Movimenti in vista delle Olimpiadi Invernali
Con le Olimpiadi invernali che si avvicinano rapidamente, la lega ha vissuto un certo fermento di movimenti per ottenere asset prima dell’incertezza di giocare a Milano e/o Cortina, che potrebbe lasciare le squadre senza stelle per gli ultimi mesi della stagione NHL. Grazie al calendario ridotto, molte squadre stanno già iniziando a muoversi dopo aver esaminato i loro prossimi programmi, i loro attuali record e le tendenze attuali, prendendo decisioni difficili su se hanno o meno una reale possibilità di accedere ai playoff NHL.
Il caso di Elias Pettersson
Una di queste squadre è i Vancouver Canucks, che sono stati al centro di un continuo susseguirsi di drammi, guai e disastri per la maggior parte degli ultimi cinque anni. Al centro di tutto ciò c’è il loro #1 Center, di cui finalmente sono disposti ad ascoltare offerte da altre squadre. Secondo Frank Seravalli, i Bruins hanno fatto un tentativo per questo giocatore.
“Elias Pettersson è generalmente considerato uno dei più grandi talenti svedesi attualmente in circolazione.”
Pettersson è, secondo tutti i resoconti, un attaccante di altissimo livello, capace di fare un po’ di tutto; ha mani incredibili, è un pattinatore molto forte, è disposto a entrare nelle zone sporche del ghiaccio e creare un po’ di caos in quel modo. Il suo tiro può sembrare un momento che cambia la partita, e quando è in forma, non si arrende mai, mai, mai su un’azione.
Le sfide di Pettersson
Tuttavia, il problema principale è che la squadra intorno a lui non sta attivamente iniettando veleno in un disperato tentativo di rendere felice il loro proprietario folle, il capitano alternativo, il general manager o la base di fan.
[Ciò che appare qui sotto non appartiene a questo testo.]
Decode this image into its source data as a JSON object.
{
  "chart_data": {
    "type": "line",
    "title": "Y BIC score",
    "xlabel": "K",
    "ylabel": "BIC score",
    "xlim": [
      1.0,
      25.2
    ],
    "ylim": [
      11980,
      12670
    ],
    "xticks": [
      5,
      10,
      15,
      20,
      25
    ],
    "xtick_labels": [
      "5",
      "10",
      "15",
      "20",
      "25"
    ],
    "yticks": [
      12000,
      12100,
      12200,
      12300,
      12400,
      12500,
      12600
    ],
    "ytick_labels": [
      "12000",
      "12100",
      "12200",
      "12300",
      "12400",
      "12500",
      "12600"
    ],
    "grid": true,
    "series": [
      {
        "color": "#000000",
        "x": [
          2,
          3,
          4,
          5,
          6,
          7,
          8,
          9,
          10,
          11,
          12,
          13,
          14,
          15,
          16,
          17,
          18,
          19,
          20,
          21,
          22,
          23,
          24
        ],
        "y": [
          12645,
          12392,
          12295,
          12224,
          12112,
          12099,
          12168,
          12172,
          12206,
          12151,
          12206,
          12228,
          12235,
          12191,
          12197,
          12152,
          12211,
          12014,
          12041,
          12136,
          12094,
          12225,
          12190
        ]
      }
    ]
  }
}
Pettersson è come Quinn Hughes, in quanto è stato parte di una squadra dei Canucks che era molto più indietro nel loro percorso di sviluppo di quanto credessero, e ha faticato a trovare un posto per sé in più sistemi, vedendo i suoi impressionanti totali di punti scendere lentamente.
Quest’anno sta rimbalzando e sembra essere sulla buona strada per una stagione di circa 60 punti, che è stato il suo minimo, e sperando in una corsa ragionevolmente profonda alle Olimpiadi. Questo è un lontano ricordo dalla sua stagione da 100 punti ’22-’23 e dai suoi 89 punti ’23-’24.
La situazione dei Canucks
I Canucks sanno che Pettersson è bravo, ma devono solo rendere felice JT Miller, cambiare allenatori, continuare a cambiare le sedie sul Titanic, o passare attraverso sei portieri in un mese prima dei playoff. La carriera di Elias Pettersson è stata caratterizzata da giocate di abilità davvero interessanti e un lavoro solido come centro NHL, sepolto sotto una montagna di fesserie; alcune provenienti dalla sua stessa squadra, altre da crisi che ha causato lui stesso.
“Il gioco di Pettersson ha subito molto di questo, e di conseguenza ha avuto un sacco di compagni di linea e ali che ruotano, non riuscendo mai a capire bene con chi dovrebbe stare.”
Il grande problema che Pettersson ha affrontato durante la sua carriera è che ci sono state un sacco di fesserie che accadevano intorno a lui praticamente in ogni momento. Questo ha influito sulle sue statistiche e ha portato a un accumulo di dubbi su questo giocatore.
Possibili scenari futuri
Se i Bruins pensano di poter riabilitare questo giocatore e impegnarsi a farlo funzionare a lungo termine, anche sapendo che potrebbe costargli uno dei loro estremamente primi giri di scelta, dovrebbero farlo? I Boston Bruins, sotto Don Sweeney, sono più che disposti a scommettere se ne hanno l’opportunità.
Ma questa sarà una grande scommessa se decidono di volerlo fare. Se prendi questa decisione, sarai bloccato in essa. Il suo contratto ha una NMC. Potresti non pagare tutto, ma pagherai una parte. E sarai incollato ad esso come colla. Vuoi fare quella chiamata nel primo anno di una ristrutturazione?